When you have a gun that does 90 damage, and another gun from the exact same type and model that does 300, on a tabletop situation that difference in value can be interpreted as the gun being of a lower quality and thus having less accuracy, jamming more often, etc. However, on a videogame scenario, when you're aiming that gun at someone's head and pulling the trigger, it doesn't make sense. Its still a shot to the head from the same kind of bullet at the same bullet speed, why one gun kills 3 times faster than the other?
Another even worse example is perks and level ups that increase damage with certain types of guns. Again, on a boardgame that can be interpreted as your character becoming more skilled with that weapon and thus being able to land shots more often and in more vital spots. But on a real-time action videogame, a shot to the leg with X gun will always be a shot to the leg, why are these exact shots suddenly causing 20% more damage?
Videogames that rely too much on stats also introduce another issue, the so called "RPG curse".
Say you meet an enemy many levels above you. You have to drag yourself in the mud and probably savescum a bit if you ever hope to defeating him, which doesn't exactly make for an enjoyable experience. On the other hand, if you level up too much and meet the same type of enemy again, you one-shot him. Not because of some special skill, weapon or ability, your numbers were simply higher than his, which also ain't very fun.
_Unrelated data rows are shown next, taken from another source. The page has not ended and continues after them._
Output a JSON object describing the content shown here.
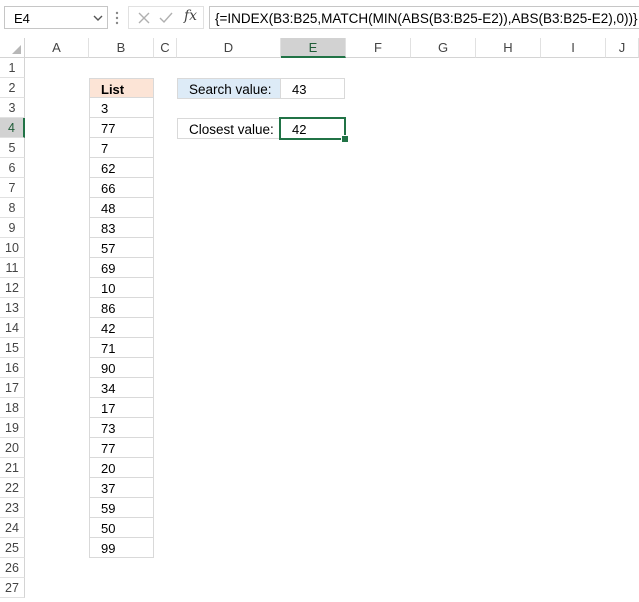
{
  "formula_bar": {
    "name_box": "E4",
    "fx_label": "fx",
    "formula": "{=INDEX(B3:B25,MATCH(MIN(ABS(B3:B25-E2)),ABS(B3:B25-E2),0))}"
  },
  "columns": [
    "A",
    "B",
    "C",
    "D",
    "E",
    "F",
    "G",
    "H",
    "I",
    "J"
  ],
  "rows": [
    "1",
    "2",
    "3",
    "4",
    "5",
    "6",
    "7",
    "8",
    "9",
    "10",
    "11",
    "12",
    "13",
    "14",
    "15",
    "16",
    "17",
    "18",
    "19",
    "20",
    "21",
    "22",
    "23",
    "24",
    "25",
    "26",
    "27"
  ],
  "selected_column": "E",
  "selected_row": "4",
  "list": {
    "header": "List",
    "values": [
      "3",
      "77",
      "7",
      "62",
      "66",
      "48",
      "83",
      "57",
      "69",
      "10",
      "86",
      "42",
      "71",
      "90",
      "34",
      "17",
      "73",
      "77",
      "20",
      "37",
      "59",
      "50",
      "99"
    ]
  },
  "search": {
    "label": "Search value:",
    "value": "43"
  },
  "closest": {
    "label": "Closest value:",
    "value": "42"
  },
  "colors": {
    "list_header_fill": "#fce4d6",
    "search_label_fill": "#ddebf7",
    "selection_green": "#217346"
  }
}
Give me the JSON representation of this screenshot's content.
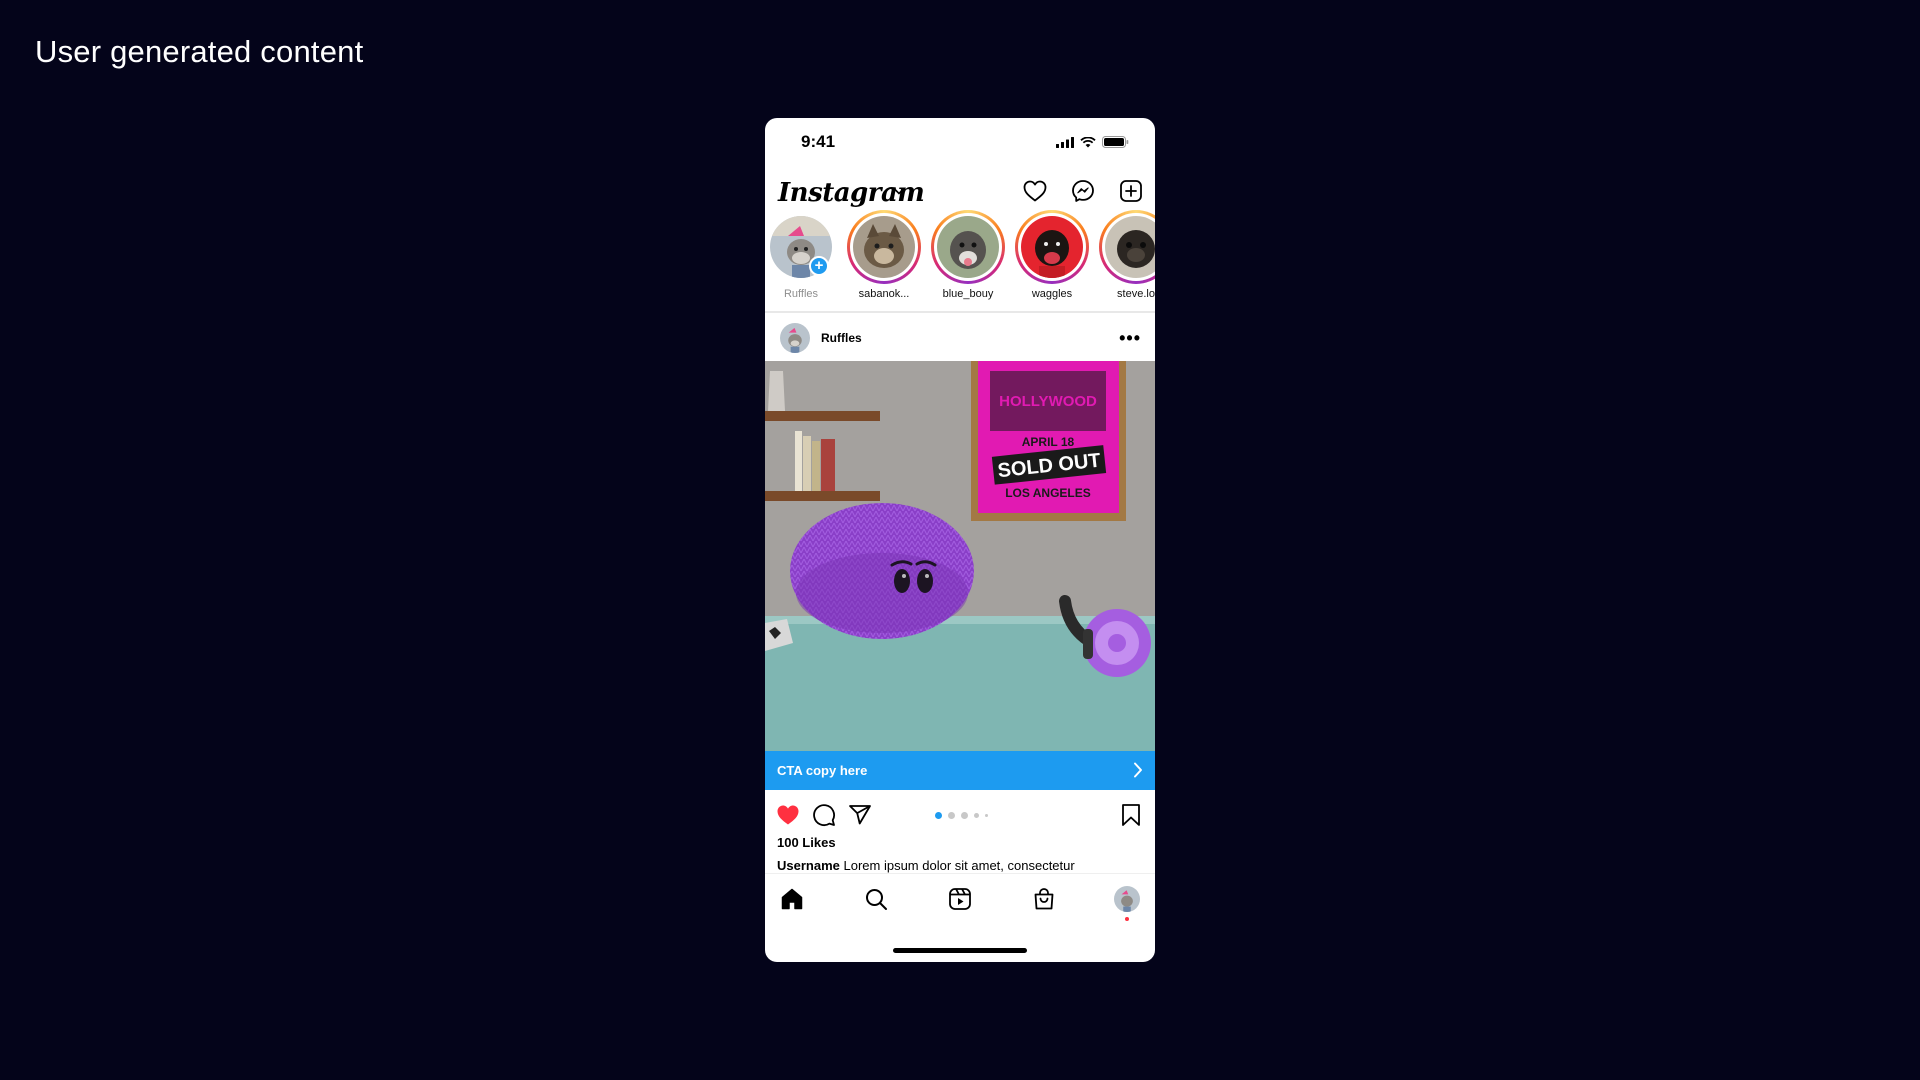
{
  "page": {
    "title": "User generated content"
  },
  "status_bar": {
    "time": "9:41"
  },
  "header": {
    "logo": "Instagram",
    "icons": [
      "chevron-down-icon",
      "heart-icon",
      "messenger-icon",
      "new-post-icon"
    ]
  },
  "stories": [
    {
      "name": "Ruffles",
      "own": true
    },
    {
      "name": "sabanok...",
      "own": false
    },
    {
      "name": "blue_bouy",
      "own": false
    },
    {
      "name": "waggles",
      "own": false
    },
    {
      "name": "steve.lo",
      "own": false
    }
  ],
  "post": {
    "username": "Ruffles",
    "more_icon": "•••",
    "image": {
      "poster_line1": "HOLLYWOOD",
      "poster_line2": "APRIL 18",
      "poster_line3": "SOLD OUT",
      "poster_line4": "LOS ANGELES"
    },
    "cta": {
      "label": "CTA copy here"
    },
    "carousel": {
      "total": 4,
      "active": 1
    },
    "likes": "100 Likes",
    "caption_user": "Username",
    "caption_text": "Lorem ipsum dolor sit amet, consectetur"
  },
  "bottom_nav": {
    "items": [
      "home-icon",
      "search-icon",
      "reels-icon",
      "shop-icon",
      "profile-avatar"
    ]
  },
  "colors": {
    "background": "#04041a",
    "cta": "#1d9bf0",
    "like": "#ff3040",
    "carousel_active": "#1d9bf0"
  }
}
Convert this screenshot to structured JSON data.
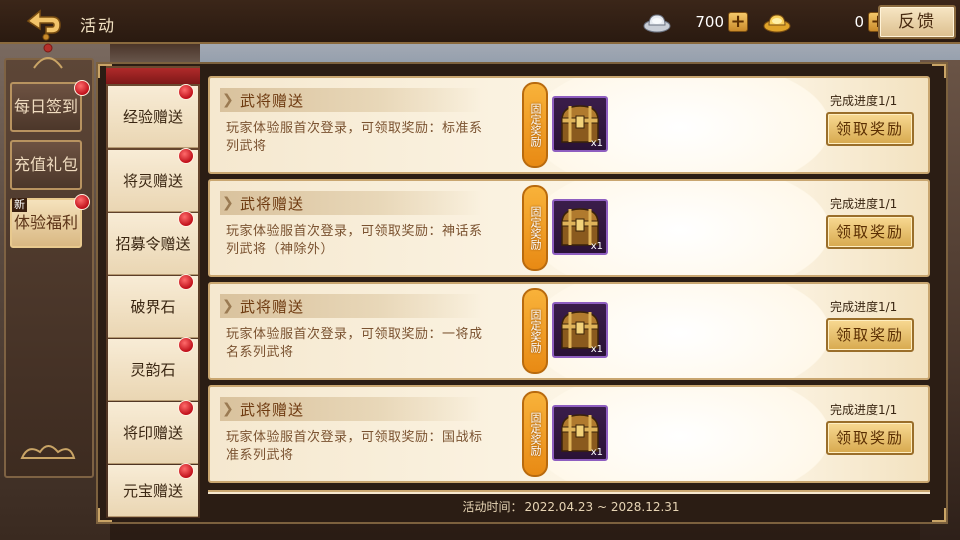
{
  "header": {
    "title": "活动",
    "silver_value": "700",
    "gold_value": "0",
    "feedback_label": "反馈"
  },
  "left_tabs": [
    {
      "label": "每日签到",
      "has_dot": true,
      "active": false
    },
    {
      "label": "充值礼包",
      "has_dot": false,
      "active": false
    },
    {
      "label": "体验福利",
      "has_dot": true,
      "active": true,
      "tag": "新"
    }
  ],
  "sub_tabs": [
    {
      "label": "经验赠送"
    },
    {
      "label": "将灵赠送"
    },
    {
      "label": "招募令赠送"
    },
    {
      "label": "破界石"
    },
    {
      "label": "灵韵石"
    },
    {
      "label": "将印赠送"
    },
    {
      "label": "元宝赠送"
    }
  ],
  "cards": [
    {
      "title": "武将赠送",
      "desc": "玩家体验服首次登录，可领取奖励：标准系列武将",
      "badge": "固定奖励",
      "reward_count": "x1",
      "progress": "完成进度1/1",
      "button": "领取奖励"
    },
    {
      "title": "武将赠送",
      "desc": "玩家体验服首次登录，可领取奖励：神话系列武将（神除外）",
      "badge": "固定奖励",
      "reward_count": "x1",
      "progress": "完成进度1/1",
      "button": "领取奖励"
    },
    {
      "title": "武将赠送",
      "desc": "玩家体验服首次登录，可领取奖励：一将成名系列武将",
      "badge": "固定奖励",
      "reward_count": "x1",
      "progress": "完成进度1/1",
      "button": "领取奖励"
    },
    {
      "title": "武将赠送",
      "desc": "玩家体验服首次登录，可领取奖励：国战标准系列武将",
      "badge": "固定奖励",
      "reward_count": "x1",
      "progress": "完成进度1/1",
      "button": "领取奖励"
    }
  ],
  "footer": {
    "time_prefix": "活动时间：",
    "time_range": "2022.04.23 ~ 2028.12.31"
  },
  "colors": {
    "accent_gold": "#d7a94e",
    "red_dot": "#c0101a",
    "card_bg": "#fbf3e2",
    "frame_brown": "#7c613e"
  },
  "icons": {
    "back": "back-arrow-icon",
    "silver": "silver-ingot-icon",
    "gold": "gold-ingot-icon",
    "reward": "treasure-chest-icon"
  }
}
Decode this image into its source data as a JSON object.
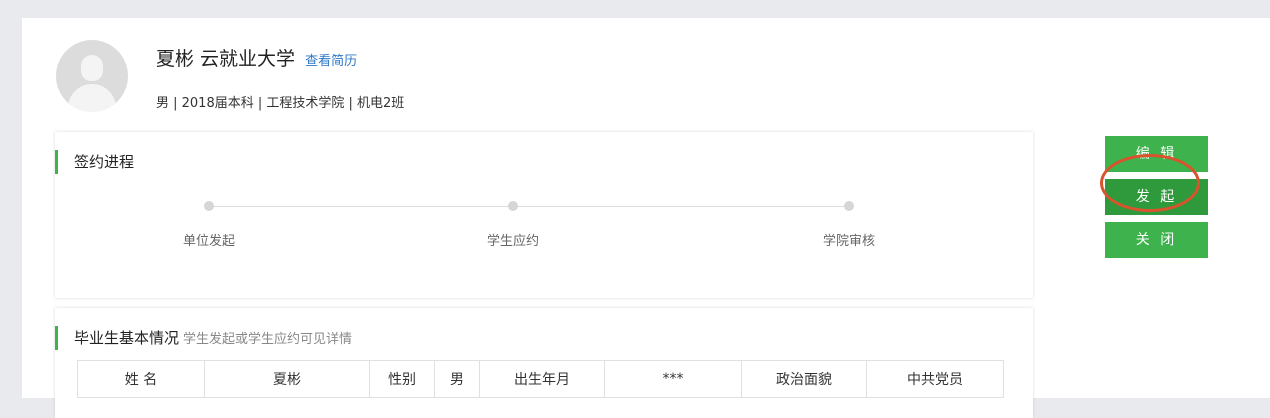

More often than not you need to be on a similar level to your enemies in order for the game to the appropriately challenging. Non-open world RPGs can control this better, but in an open world RPG with 'mobs' roaming around that issue becomes very noticeable.
To counter this, some games use level scaling (cyberpunk does this), bringing lower leveled enemies closer your level. The problem with this approach however is that you're essentially making levels redundant. If you and your enemy have 100 health and deal 25 damage each, then later in the game after leveling some you meet the same enemy type with both having 400 health and dealing 100 damage each, whats even the point of having levels?
Cyberpunk specifically tries to mitigate this by having lower level enemies scaling up to your level only to a certain point, then always staying a few levels behind. But if you're gonna do this, isn't it better to ditch level scaling and simply have a smaller disparage between levels?
One of the few RPGs i've seen getting levels and skills right was Deus Ex (though unfortunately the game has a its own stack of needles). Leveling up your gun skills of a certain type doesn't increase the damage they deal, just the accuracy (enough for you to feel the difference too), and guns of a same type will always do the same damage. And to make you more resistant you need to install the appropriate augmentations.
That was a long rant but that about sums up my issues with RPGs and Stats in videogames.